In order to become more attentive, I will pick up field guides and take them into the wild in order to learn to identify berries and trees by sight, birds and insects by sound. Perhaps this will help me to slow down and enjoy creation’s goodness. Will I ever be alert enough to hear the moment that cicadas sing the last notes of their day time song as katydids begin their evening chorus? Will I ever hear that moment when they overlap in harmony together?

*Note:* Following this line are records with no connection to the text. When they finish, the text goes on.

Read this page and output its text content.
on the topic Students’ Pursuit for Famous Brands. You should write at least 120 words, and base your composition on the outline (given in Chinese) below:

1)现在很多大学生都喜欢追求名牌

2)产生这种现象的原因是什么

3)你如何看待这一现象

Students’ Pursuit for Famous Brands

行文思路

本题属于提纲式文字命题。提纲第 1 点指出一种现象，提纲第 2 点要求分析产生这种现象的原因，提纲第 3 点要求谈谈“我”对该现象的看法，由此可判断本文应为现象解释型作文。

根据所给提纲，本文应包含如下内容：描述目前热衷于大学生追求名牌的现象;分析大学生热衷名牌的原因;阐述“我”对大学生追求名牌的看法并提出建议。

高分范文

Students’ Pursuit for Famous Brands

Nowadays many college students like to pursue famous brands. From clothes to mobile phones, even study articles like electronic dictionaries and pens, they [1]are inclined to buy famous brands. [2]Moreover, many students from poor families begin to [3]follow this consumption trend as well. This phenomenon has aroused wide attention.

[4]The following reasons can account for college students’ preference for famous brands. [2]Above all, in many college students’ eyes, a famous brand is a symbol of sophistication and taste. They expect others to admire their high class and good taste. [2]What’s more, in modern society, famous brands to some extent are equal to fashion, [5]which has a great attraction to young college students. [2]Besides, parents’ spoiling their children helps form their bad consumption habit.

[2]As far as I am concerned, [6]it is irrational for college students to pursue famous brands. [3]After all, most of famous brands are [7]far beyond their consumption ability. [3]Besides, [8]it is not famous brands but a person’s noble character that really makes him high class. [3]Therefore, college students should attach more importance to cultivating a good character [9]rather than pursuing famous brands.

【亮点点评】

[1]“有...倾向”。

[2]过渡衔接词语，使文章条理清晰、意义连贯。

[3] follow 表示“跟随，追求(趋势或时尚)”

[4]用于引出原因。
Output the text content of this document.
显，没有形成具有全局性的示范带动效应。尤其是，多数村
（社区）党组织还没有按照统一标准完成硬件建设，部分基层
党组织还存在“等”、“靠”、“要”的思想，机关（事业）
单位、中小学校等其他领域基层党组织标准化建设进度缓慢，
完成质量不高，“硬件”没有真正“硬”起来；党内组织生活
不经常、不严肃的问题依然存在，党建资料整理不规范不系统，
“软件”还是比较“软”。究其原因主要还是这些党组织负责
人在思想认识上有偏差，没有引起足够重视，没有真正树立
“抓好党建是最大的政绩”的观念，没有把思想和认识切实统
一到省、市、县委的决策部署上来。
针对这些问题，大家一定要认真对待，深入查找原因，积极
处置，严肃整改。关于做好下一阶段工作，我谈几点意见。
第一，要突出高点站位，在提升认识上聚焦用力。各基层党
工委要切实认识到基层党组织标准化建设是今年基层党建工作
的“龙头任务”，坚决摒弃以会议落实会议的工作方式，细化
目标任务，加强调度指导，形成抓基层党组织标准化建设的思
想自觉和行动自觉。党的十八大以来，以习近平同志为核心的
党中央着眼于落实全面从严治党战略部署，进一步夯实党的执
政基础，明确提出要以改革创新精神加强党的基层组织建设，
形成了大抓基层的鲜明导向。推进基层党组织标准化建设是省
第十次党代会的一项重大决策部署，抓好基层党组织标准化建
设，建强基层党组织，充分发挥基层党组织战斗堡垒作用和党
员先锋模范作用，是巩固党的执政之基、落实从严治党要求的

I have come to realize that spiritual growth does not occur only in activities labeled as “spiritual.” I admit the wilderness has a tug on me. It is always pulling me in its direction. I have a natural preference to wade in streams, stare at sky, and hike the forests. However, I often find myself surrounded by tall buildings, concrete sidewalks, and asphalt lots. No matter the different places we find ourselves, it is important to keep our eyes open in order to capture the stories that may be found there. We cannot stop looking when walking alleys, sitting in coffee shops, talking on the street. We are always exploring beauty, searching for wonder, and looking for ways that God is at work. No matter the context, whether wading through creeks or concrete, whether surrounded by humans or other wildlife, may I recognize them all as gift.